Entre as metas das equipes estão o cumprimento de mandados de prisão, a apreensão de armas e drogas, a recuperação de veículos roubados e a remoção de barricadas. Essas barreiras são comumente erguidas por traficantes para dificultar o acesso das forças policiais e de moradores às comunidades, criando um ambiente de insegurança e isolamento.

Resultados e apreensões em diversas comunidades

Durante as ações, foram registrados incidentes e apreensões em várias localidades. Na Cidade de Deus, na Zona Sudoeste do Rio, houve um confronto que resultou em dois homens baleados. Com eles, a Polícia Militar apreendeu uma pistola, uma granada, um radiotransmissor e uma mochila contendo entorpecentes. Os feridos foram prontamente socorridos e encaminhados ao Hospital Municipal Lourenço Jorge.

No Quitungo, comunidade de Brás de Pina, na Zona Norte, um homem foi detido sob suspeita de envolvimento na morte do sargento da PM Marco Antônio Matheus Maia, ocorrida em dezembro de 2024. A polícia apreendeu um fuzil AR-10 com o suspeito. Em outras frentes, como no Morro do Andaraí, também na Zona Norte, a ação visou conter disputas territoriais entre quadrilhas rivais, que têm gerado medo e instabilidade para os moradores.

No Complexo do Chapadão, outra área da Zona Norte conhecida por ser base de quadrilhas de roubo de carga, policiais realizaram a retirada de barricadas. Na Zona Oeste, em Vila Vintém, dois suspeitos foram presos. Adicionalmente, um fuzil foi apreendido nas comunidades da Coronel e da Nova Brasília, em Niterói, reforçando o esforço de desarmamento dos grupos criminosos.

Cenário de violência armada no Grande Rio

A intensificação das operações ocorre em um contexto de crescente violência armada na Região Metropolitana do Rio de Janeiro. De acordo com dados do Instituto Fogo Cruzado, somente no mês de julho, a região registrou ao menos 34 tiroteios motivados por conflitos entre facções criminosas e milícias. Esse número representa o maior índice do ano e um aumento significativo, dobrando em relação ao mês de junho.

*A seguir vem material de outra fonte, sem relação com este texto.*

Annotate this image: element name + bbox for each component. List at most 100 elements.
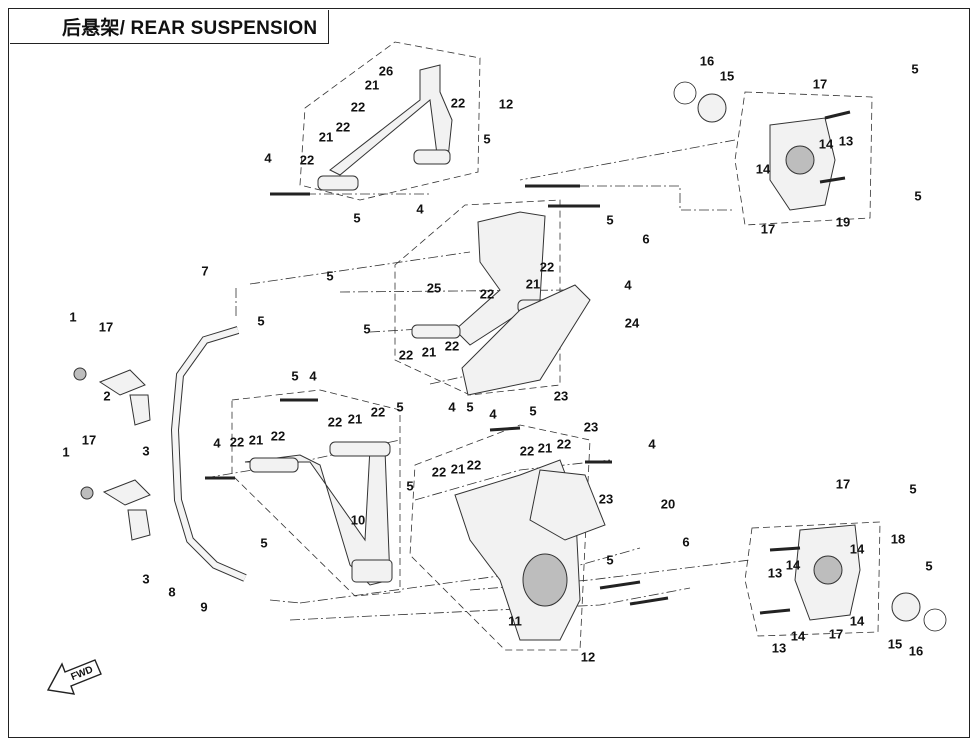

O cenário de confrontos frequentes e a disputa por territórios entre grupos armados têm gerado um ambiente de constante tensão, com impactos diretos na rotina e na segurança dos habitantes. A presença de barricadas e a ocorrência de tiroteios em áreas urbanas são reflexos dessa dinâmica complexa e violenta.

Impacto da violência em civis e dados alarmantes

A urgência dessas operações é sublinhada por incidentes recentes que expõem a vulnerabilidade da população civil. A ação coordenada da PMERJ foi deflagrada um dia após a fonoaudióloga Aline de Siqueira Affonso, de 53 anos, ter sido baleada dentro de um ônibus em Vicente de Carvalho, na Zona Norte, durante um confronto entre policiais militares e criminosos.

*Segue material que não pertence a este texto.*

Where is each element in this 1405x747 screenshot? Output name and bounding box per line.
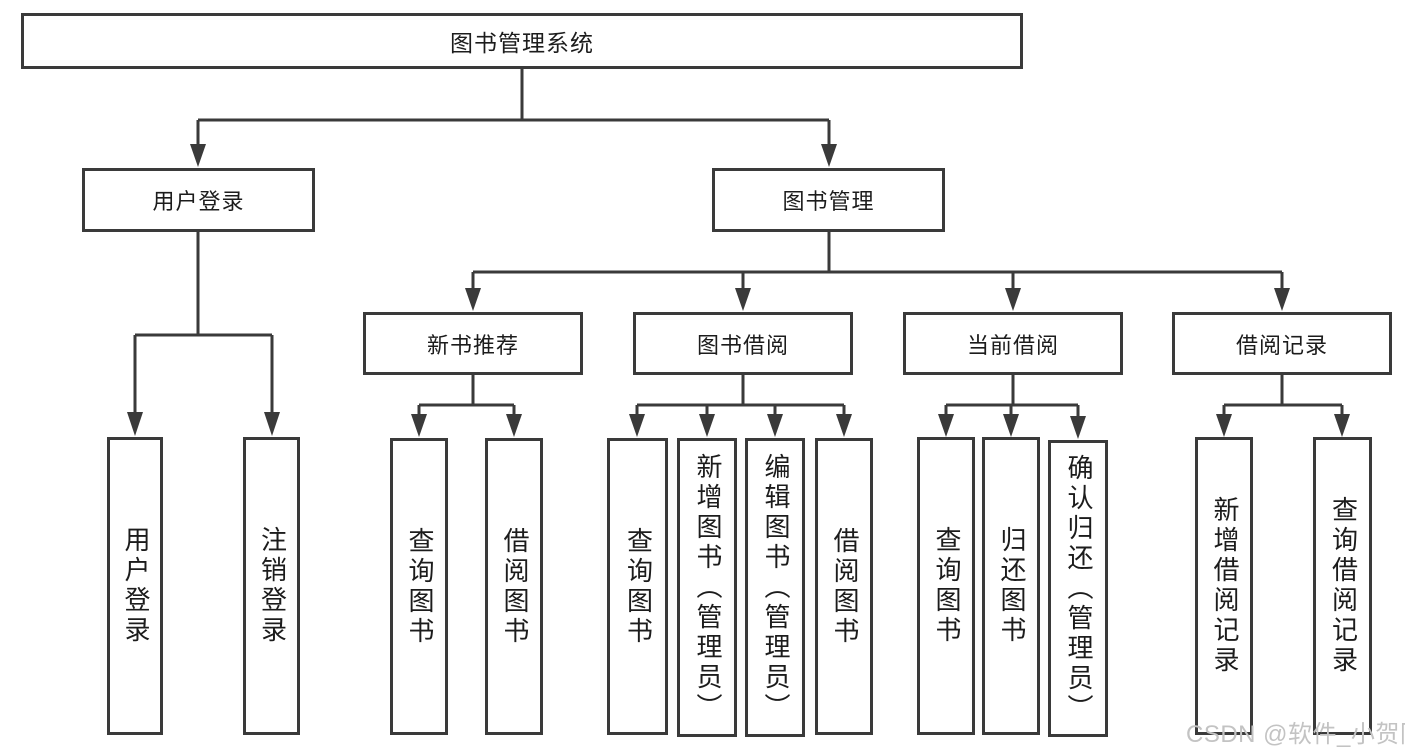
leaf-borrow-borrow-books-label: 借阅图书 [829, 526, 860, 647]
leaf-borrow-edit-books-admin: 编辑图书（管理员） [745, 438, 805, 737]
leaf-records-query-record-label: 查询借阅记录 [1328, 496, 1359, 676]
arrowhead-icon [821, 144, 837, 167]
arrowhead-icon [836, 414, 852, 437]
leaf-logout-label: 注销登录 [257, 526, 288, 646]
arrowhead-icon [506, 414, 522, 437]
leaf-current-confirm-return-admin: 确认归还（管理员） [1048, 440, 1108, 737]
arrowhead-icon [411, 414, 427, 437]
leaf-newrec-query-books: 查询图书 [390, 438, 448, 735]
arrowhead-icon [1216, 414, 1232, 437]
node-book-borrow-label: 图书借阅 [696, 332, 789, 358]
node-current-borrow-label: 当前借阅 [966, 332, 1059, 358]
leaf-current-query-books-label: 查询图书 [931, 526, 962, 646]
arrowhead-icon [699, 414, 715, 437]
node-book-management: 图书管理 [712, 168, 945, 232]
leaf-borrow-query-books-label: 查询图书 [623, 526, 654, 647]
leaf-records-add-record-label: 新增借阅记录 [1209, 496, 1240, 676]
arrowhead-icon [735, 288, 751, 311]
connector-new-book-rec-children [411, 375, 522, 437]
node-new-book-recommend-label: 新书推荐 [426, 332, 519, 358]
node-root: 图书管理系统 [21, 13, 1023, 69]
arrowhead-icon [1003, 414, 1019, 437]
connector-current-borrow-children [938, 375, 1086, 439]
leaf-borrow-add-books-admin-label: 新增图书（管理员） [692, 452, 723, 723]
leaf-user-login: 用户登录 [107, 437, 163, 735]
node-borrow-records-label: 借阅记录 [1235, 332, 1328, 358]
arrowhead-icon [1274, 288, 1290, 311]
leaf-user-login-label: 用户登录 [120, 526, 151, 646]
csdn-watermark: CSDN @软件_小贺同学 [1186, 721, 1405, 747]
leaf-newrec-borrow-books-label: 借阅图书 [499, 526, 530, 647]
node-book-borrow: 图书借阅 [633, 312, 853, 375]
node-current-borrow: 当前借阅 [903, 312, 1123, 375]
connector-user-login-children [127, 232, 280, 436]
arrowhead-icon [1005, 288, 1021, 311]
node-user-login-label: 用户登录 [152, 189, 245, 214]
leaf-borrow-query-books: 查询图书 [607, 438, 668, 735]
node-new-book-recommend: 新书推荐 [363, 312, 583, 375]
arrowhead-icon [264, 412, 280, 436]
connector-book-management-children [465, 232, 1290, 311]
leaf-current-return-books-label: 归还图书 [996, 526, 1027, 646]
arrowhead-icon [629, 414, 645, 437]
leaf-records-query-record: 查询借阅记录 [1313, 437, 1372, 735]
leaf-current-confirm-return-admin-label: 确认归还（管理员） [1063, 453, 1094, 724]
arrowhead-icon [1334, 414, 1350, 437]
arrowhead-icon [1070, 416, 1086, 439]
connector-borrow-records-children [1216, 375, 1350, 437]
node-root-label: 图书管理系统 [450, 30, 594, 56]
arrowhead-icon [767, 414, 783, 437]
arrowhead-icon [127, 412, 143, 436]
node-book-management-label: 图书管理 [782, 189, 875, 214]
leaf-borrow-borrow-books: 借阅图书 [815, 438, 873, 735]
leaf-borrow-add-books-admin: 新增图书（管理员） [677, 438, 737, 737]
leaf-logout: 注销登录 [243, 437, 300, 735]
connector-book-borrow-children [629, 375, 852, 437]
leaf-newrec-query-books-label: 查询图书 [404, 526, 435, 647]
leaf-records-add-record: 新增借阅记录 [1195, 437, 1253, 735]
leaf-newrec-borrow-books: 借阅图书 [485, 438, 543, 735]
connector-root-to-level1 [190, 69, 837, 167]
leaf-current-query-books: 查询图书 [917, 437, 975, 735]
arrowhead-icon [938, 414, 954, 437]
arrowhead-icon [190, 144, 206, 167]
node-borrow-records: 借阅记录 [1172, 312, 1392, 375]
arrowhead-icon [465, 288, 481, 311]
leaf-current-return-books: 归还图书 [982, 437, 1040, 735]
node-user-login: 用户登录 [82, 168, 315, 232]
leaf-borrow-edit-books-admin-label: 编辑图书（管理员） [760, 452, 791, 723]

Segundo levantamento do Instituto Fogo Cruzado, a fonoaudióloga foi a milésima pessoa baleada no Grande Rio em 2026. O estudo detalha que, até 12 de agosto, 537 pessoas foram mortas e 463 ficaram feridas por disparos de arma de fogo na região metropolitana, o que corresponde a uma média alarmante de 30 pessoas baleadas por semana, ou quatro por dia.

Cerca de metade das vítimas, totalizando 509 pessoas, foi baleada durante operações policiais. O levantamento também aponta que 63 pessoas foram vítimas de balas perdidas em 2026, sendo 15 mortas e 48 feridas. Para Carlos Nhanga, coordenador do Fogo Cruzado, o caso da fonoaudióloga ilustra como a violência armada transcende os locais de confronto, impondo riscos severos a quem se desloca pela cidade, inclusive em transportes públicos.